An Interior-Point Subspace Minimization Method for the Trust-Region Step


We consider methods for large-scale unconstrained minimization based on finding an approximate minimizer of a quadratic function subject to a two-norm trust-region inequality constraint. The Steihaug-Toint method uses the conjugate-gradient algorithm to minimize the quadratic over a sequence of expanding subspaces until the iterates either converge to an interior point or cross the constraint boundary. Recent extensions of the Steihaug-Toint method allow the accuracy of the trust-region step to be specified, thereby allowing the overall cost of computing the problem functions to be balanced against the cost of computing the trust-region steps. However, if a preconditioner is used with the conjugate-gradient algorithm, the Steihaug-Toint method requires the trust-region norm to be defined in terms of the preconditioning matrix.

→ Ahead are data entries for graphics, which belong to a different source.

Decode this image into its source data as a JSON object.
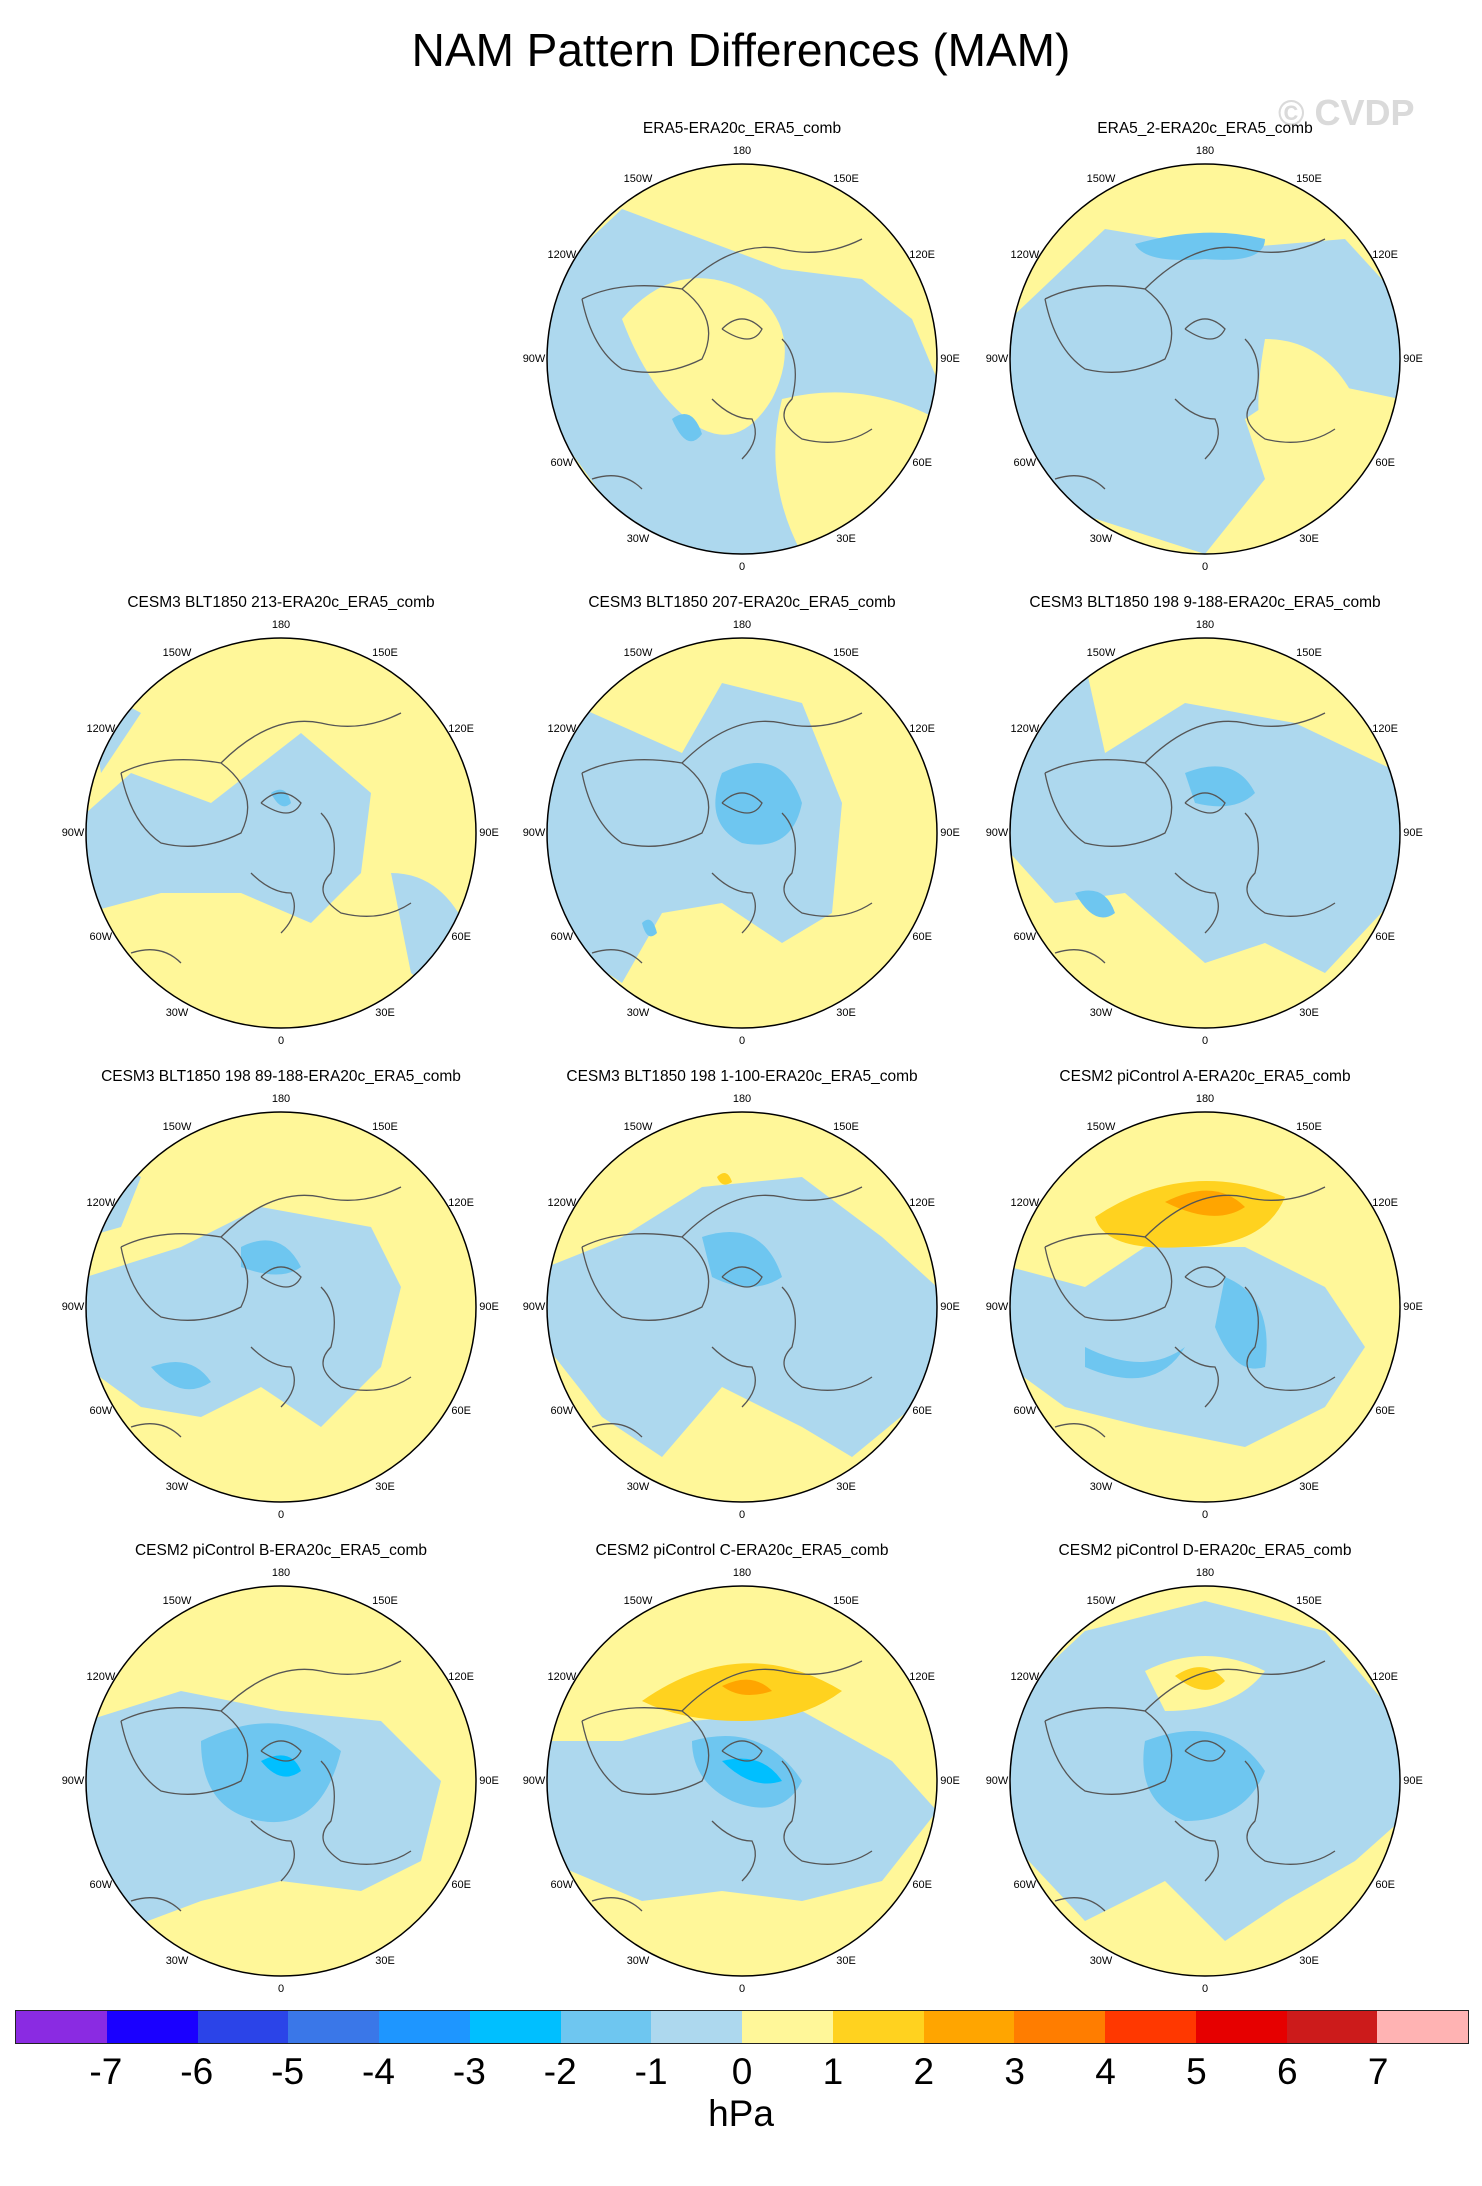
{
  "title": "NAM Pattern Differences (MAM)",
  "watermark": "© CVDP",
  "lon_labels": [
    "180",
    "150E",
    "120E",
    "90E",
    "60E",
    "30E",
    "0",
    "30W",
    "60W",
    "90W",
    "120W",
    "150W"
  ],
  "panels": [
    {
      "title": "ERA5-ERA20c_ERA5_comb",
      "pattern": "A"
    },
    {
      "title": "ERA5_2-ERA20c_ERA5_comb",
      "pattern": "B"
    },
    {
      "title": "CESM3 BLT1850 213-ERA20c_ERA5_comb",
      "pattern": "C"
    },
    {
      "title": "CESM3 BLT1850 207-ERA20c_ERA5_comb",
      "pattern": "D"
    },
    {
      "title": "CESM3 BLT1850 198 9-188-ERA20c_ERA5_comb",
      "pattern": "E"
    },
    {
      "title": "CESM3 BLT1850 198 89-188-ERA20c_ERA5_comb",
      "pattern": "F"
    },
    {
      "title": "CESM3 BLT1850 198 1-100-ERA20c_ERA5_comb",
      "pattern": "G"
    },
    {
      "title": "CESM2 piControl A-ERA20c_ERA5_comb",
      "pattern": "H"
    },
    {
      "title": "CESM2 piControl B-ERA20c_ERA5_comb",
      "pattern": "I"
    },
    {
      "title": "CESM2 piControl C-ERA20c_ERA5_comb",
      "pattern": "J"
    },
    {
      "title": "CESM2 piControl D-ERA20c_ERA5_comb",
      "pattern": "K"
    }
  ],
  "colorbar": {
    "colors": [
      "#8a2be2",
      "#1a00ff",
      "#2b44e8",
      "#3a77e8",
      "#1e96ff",
      "#00bfff",
      "#6ec6f0",
      "#add8ee",
      "#fff799",
      "#ffd21f",
      "#ffa500",
      "#ff7d00",
      "#ff3800",
      "#e60000",
      "#cc1b1b",
      "#ffb3b3"
    ],
    "ticks": [
      "-7",
      "-6",
      "-5",
      "-4",
      "-3",
      "-2",
      "-1",
      "0",
      "1",
      "2",
      "3",
      "4",
      "5",
      "6",
      "7"
    ],
    "units": "hPa"
  },
  "colors": {
    "pos1": "#fff799",
    "neg1": "#add8ee",
    "neg2": "#6ec6f0",
    "neg3": "#00bfff",
    "pos2": "#ffd21f",
    "pos3": "#ffa500",
    "coast": "#555555"
  }
}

If a different preconditioner is used for each trust-region subproblem, the shape of the trust-region can change substantially from one subproblem to the next, which implies that the assumptions on which standard methods for adjusting the trust-region radius are based do not hold. In this paper we propose a method that allows the trust-region norm to be defined independently of the preconditioner. The method solves the inequality constrained trust-region subproblem over a sequence of evolving low-dimensional subspaces. Each subspace includes an accelerator direction obtained from a Newton method applied to an primal-dual interior method. A crucial property of this direction is that it can be computed by applying the preconditioned conjugate-gradient method to a positive-definite system in both the primal and dual variables of the trust-region subproblem.